Was auch immer das Thema ist: Bei der Darstellung von Szenen aus dem Erdmittelalter vergessen Illustratoren selten darauf, ein paar Flugsaurier malerisch über den Himmel ziehen zu lassen.
Illustration: Donald E. Davis, Nasa

Peking/Wien – Als der italienische Gelehrte Cosimo Alessandro Collini 1784 als Erster das Fossil eines Flugsauriers beschrieb, glaubte er kurioserweise, es mit einem Meerestier zu tun zu haben. Nicht weil es nach einem sonderlich guten Schwimmer aussah, sondern deshalb, weil nur in ozeanischen Tiefen Platz für ein so seltsames Tier gewesen sein könne.

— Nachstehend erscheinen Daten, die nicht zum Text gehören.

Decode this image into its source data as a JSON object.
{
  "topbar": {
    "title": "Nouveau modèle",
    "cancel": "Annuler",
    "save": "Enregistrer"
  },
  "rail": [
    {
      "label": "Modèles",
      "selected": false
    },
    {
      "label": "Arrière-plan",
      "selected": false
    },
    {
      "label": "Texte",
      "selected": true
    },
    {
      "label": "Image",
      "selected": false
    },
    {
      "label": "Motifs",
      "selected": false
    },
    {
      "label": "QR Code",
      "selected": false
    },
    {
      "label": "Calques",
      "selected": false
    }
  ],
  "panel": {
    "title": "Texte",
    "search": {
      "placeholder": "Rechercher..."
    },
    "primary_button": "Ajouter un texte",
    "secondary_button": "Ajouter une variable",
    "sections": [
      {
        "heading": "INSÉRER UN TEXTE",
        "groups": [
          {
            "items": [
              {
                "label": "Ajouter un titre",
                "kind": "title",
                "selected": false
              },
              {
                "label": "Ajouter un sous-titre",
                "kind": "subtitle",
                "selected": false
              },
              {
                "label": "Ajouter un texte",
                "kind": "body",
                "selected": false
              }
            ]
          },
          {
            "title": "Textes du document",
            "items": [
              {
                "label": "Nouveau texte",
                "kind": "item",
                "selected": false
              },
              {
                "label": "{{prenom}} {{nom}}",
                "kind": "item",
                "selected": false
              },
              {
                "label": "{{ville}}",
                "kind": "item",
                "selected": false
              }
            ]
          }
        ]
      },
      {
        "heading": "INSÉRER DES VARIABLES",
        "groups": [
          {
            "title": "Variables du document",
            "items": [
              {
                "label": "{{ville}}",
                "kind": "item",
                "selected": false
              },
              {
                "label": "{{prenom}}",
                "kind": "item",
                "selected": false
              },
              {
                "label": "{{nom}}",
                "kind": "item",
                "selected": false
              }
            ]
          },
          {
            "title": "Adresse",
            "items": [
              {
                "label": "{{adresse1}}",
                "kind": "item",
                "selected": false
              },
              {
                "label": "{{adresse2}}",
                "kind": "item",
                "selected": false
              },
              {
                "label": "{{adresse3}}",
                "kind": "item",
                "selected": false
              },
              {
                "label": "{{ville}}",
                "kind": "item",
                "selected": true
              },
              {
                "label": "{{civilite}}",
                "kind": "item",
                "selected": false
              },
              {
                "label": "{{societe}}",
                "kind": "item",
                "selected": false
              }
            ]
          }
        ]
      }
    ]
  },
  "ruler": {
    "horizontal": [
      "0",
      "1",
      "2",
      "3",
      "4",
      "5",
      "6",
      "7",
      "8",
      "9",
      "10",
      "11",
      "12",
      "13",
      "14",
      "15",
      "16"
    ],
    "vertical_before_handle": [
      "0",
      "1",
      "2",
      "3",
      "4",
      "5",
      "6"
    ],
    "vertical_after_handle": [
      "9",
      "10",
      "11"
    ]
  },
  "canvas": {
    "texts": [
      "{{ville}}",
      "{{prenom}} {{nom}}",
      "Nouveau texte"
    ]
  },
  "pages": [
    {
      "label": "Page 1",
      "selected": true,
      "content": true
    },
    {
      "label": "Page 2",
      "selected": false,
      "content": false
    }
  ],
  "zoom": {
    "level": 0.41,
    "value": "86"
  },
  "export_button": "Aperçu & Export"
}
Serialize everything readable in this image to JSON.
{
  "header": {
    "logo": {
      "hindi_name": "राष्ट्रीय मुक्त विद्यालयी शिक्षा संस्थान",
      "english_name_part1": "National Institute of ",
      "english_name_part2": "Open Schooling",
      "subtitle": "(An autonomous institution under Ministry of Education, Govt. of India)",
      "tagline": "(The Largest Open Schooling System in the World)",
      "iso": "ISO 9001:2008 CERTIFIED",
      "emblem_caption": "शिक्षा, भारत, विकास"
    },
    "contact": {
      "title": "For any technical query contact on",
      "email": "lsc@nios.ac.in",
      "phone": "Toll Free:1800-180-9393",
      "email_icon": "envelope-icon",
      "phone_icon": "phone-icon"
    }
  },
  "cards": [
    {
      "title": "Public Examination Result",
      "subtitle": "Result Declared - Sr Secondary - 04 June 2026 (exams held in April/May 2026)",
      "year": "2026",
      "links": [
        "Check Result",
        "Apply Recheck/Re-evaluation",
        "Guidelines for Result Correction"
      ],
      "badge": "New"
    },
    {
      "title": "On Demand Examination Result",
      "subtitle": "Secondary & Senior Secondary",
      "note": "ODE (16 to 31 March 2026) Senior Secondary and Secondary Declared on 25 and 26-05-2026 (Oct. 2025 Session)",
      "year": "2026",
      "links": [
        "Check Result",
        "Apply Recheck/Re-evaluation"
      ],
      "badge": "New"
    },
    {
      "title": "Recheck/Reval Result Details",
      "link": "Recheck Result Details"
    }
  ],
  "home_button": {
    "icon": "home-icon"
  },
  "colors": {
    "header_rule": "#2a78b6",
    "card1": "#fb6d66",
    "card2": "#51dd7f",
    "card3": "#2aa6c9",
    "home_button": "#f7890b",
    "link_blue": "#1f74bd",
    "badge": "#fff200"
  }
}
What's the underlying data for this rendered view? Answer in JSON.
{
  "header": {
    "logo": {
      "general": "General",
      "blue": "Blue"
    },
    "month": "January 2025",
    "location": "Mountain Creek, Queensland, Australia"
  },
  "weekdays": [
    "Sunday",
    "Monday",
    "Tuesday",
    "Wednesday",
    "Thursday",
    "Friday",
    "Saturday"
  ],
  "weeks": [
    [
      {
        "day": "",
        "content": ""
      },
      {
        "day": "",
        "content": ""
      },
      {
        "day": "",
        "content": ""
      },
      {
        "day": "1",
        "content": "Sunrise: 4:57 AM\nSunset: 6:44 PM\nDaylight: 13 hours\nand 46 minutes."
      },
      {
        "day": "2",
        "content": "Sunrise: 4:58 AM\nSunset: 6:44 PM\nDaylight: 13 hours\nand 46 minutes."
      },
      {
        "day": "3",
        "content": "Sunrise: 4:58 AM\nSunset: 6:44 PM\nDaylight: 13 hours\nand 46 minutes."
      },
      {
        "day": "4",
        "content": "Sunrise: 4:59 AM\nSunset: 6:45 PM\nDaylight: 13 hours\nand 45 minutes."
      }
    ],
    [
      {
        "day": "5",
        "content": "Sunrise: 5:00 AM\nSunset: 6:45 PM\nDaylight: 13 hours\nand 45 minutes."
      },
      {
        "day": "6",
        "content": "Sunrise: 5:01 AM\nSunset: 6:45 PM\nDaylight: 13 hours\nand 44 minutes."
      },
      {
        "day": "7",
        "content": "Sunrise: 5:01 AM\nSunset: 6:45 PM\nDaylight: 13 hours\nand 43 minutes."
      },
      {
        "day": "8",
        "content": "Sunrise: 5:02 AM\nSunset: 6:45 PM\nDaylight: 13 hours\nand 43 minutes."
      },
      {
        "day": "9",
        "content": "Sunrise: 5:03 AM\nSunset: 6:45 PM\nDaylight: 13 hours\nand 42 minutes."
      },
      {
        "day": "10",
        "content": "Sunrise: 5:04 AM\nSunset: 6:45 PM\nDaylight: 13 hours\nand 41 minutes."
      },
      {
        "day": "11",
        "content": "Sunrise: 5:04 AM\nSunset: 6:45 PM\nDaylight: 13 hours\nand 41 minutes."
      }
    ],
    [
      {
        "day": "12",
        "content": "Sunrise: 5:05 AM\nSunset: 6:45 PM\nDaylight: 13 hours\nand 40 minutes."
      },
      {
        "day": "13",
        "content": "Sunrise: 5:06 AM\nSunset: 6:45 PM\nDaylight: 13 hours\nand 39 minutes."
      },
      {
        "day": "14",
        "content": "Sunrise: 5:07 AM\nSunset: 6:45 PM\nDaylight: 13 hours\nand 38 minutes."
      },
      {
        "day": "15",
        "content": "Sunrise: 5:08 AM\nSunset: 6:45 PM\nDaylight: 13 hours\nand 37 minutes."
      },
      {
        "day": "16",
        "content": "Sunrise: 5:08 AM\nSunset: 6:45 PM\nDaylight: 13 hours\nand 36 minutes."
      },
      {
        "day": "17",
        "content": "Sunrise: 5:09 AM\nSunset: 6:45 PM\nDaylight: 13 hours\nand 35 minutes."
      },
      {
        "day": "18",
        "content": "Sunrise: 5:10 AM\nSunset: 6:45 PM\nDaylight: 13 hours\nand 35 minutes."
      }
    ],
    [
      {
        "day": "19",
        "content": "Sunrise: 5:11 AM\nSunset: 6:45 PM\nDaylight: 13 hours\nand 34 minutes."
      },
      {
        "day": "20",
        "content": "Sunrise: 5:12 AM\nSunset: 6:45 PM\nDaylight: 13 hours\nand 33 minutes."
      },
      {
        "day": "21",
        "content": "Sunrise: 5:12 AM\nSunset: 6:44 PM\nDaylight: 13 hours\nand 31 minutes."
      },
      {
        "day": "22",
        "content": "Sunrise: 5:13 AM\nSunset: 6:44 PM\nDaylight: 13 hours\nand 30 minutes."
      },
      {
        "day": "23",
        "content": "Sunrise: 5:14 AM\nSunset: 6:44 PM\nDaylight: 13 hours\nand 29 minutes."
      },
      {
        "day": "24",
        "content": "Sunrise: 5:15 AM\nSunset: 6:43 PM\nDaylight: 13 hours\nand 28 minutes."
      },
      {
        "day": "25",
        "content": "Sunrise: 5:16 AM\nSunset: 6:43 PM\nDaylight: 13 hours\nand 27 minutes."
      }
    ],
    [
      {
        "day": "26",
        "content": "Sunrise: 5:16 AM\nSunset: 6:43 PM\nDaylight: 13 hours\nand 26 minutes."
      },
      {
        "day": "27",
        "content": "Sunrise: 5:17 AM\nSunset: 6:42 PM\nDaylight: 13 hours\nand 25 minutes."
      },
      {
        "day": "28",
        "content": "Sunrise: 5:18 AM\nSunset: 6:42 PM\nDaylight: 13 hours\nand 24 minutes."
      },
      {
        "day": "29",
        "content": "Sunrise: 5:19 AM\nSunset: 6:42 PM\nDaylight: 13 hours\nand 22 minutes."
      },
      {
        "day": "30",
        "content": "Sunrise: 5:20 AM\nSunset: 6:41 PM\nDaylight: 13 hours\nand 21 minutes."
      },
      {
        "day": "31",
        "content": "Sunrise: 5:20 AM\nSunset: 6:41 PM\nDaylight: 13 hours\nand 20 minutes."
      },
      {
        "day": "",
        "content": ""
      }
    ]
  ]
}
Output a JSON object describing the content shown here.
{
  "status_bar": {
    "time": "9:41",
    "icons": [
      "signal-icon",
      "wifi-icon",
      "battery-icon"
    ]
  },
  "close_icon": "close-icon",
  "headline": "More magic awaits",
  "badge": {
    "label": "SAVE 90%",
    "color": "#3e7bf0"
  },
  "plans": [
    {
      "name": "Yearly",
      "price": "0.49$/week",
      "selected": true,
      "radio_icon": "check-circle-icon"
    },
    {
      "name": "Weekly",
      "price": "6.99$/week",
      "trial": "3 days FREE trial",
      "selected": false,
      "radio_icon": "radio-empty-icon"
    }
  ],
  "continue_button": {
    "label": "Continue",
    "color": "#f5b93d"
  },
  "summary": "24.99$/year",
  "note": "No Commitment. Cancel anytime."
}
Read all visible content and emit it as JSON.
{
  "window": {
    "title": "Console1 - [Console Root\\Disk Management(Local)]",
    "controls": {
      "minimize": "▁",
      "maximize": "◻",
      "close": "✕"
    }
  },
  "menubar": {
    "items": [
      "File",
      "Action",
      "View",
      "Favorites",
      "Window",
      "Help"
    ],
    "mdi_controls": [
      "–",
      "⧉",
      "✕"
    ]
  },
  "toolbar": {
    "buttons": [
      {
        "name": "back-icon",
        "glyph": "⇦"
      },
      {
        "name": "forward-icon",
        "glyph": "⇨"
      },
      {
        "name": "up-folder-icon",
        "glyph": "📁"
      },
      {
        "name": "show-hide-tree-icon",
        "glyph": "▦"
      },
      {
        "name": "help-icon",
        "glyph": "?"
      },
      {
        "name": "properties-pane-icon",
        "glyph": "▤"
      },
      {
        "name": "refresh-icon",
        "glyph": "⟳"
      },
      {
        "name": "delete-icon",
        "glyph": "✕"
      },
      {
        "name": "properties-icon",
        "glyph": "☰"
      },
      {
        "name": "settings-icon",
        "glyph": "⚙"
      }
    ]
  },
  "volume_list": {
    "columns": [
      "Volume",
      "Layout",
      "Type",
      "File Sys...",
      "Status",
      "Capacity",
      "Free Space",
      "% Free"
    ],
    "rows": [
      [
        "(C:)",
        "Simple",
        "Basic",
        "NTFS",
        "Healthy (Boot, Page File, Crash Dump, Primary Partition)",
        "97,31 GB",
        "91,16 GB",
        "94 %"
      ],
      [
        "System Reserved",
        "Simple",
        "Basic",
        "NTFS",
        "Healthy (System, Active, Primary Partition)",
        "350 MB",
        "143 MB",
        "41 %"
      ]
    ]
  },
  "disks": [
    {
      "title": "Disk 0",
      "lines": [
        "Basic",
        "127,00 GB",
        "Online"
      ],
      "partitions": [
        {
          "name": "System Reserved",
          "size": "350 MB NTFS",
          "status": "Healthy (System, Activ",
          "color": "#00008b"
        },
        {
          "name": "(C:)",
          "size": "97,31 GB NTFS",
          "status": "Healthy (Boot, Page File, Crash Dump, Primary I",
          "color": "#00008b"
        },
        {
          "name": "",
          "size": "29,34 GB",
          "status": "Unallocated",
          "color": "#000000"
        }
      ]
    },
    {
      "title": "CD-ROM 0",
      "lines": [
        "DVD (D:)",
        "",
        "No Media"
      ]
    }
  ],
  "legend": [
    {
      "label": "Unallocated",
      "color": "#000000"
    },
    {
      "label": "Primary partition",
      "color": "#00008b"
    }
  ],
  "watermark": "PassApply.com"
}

Nach ein paar Jahrzehnten war diese Irrmeinung zu den paläontologischen Akten gelegt, und spätestens mit Arthur Conan Doyles Roman "Die vergessene Welt" von 1912 verankerten sich die Flug- oder Pterosaurier auch in der Populärkultur – wie die Dinosaurier, mit denen sie übrigens nur sehr weitläufig verwandt waren.

Ein Fund verändert alles

Der Bekanntheitsgrad dieser Ikonen des Erdmittelalters täuscht etwas darüber hinweg, dass man erstaunlich wenig über ihre Lebensweise weiß. Mehr als 140 verschiedene Arten wurden bereits identifiziert – der Normalfall ist allerdings, dass man pro Spezies lediglich ein oder zwei Exemplare kennt. Und selbst die sind zumeist nur in Fragmenten vorhanden, da die fragilen Knochen der leichtgebauten Flieger nicht so gut erhalten blieben wie die der massiveren Dinos.

Fundstätte respektive Fundgrube: In der Turpan-Senke fand sich eine riesige Ansammlung von Pterosaurierknochen und -eiern. Die Ausgrabungen gehen immer noch weiter.
Foto: Alexander Kellner (Museu Nacional/UFRJ)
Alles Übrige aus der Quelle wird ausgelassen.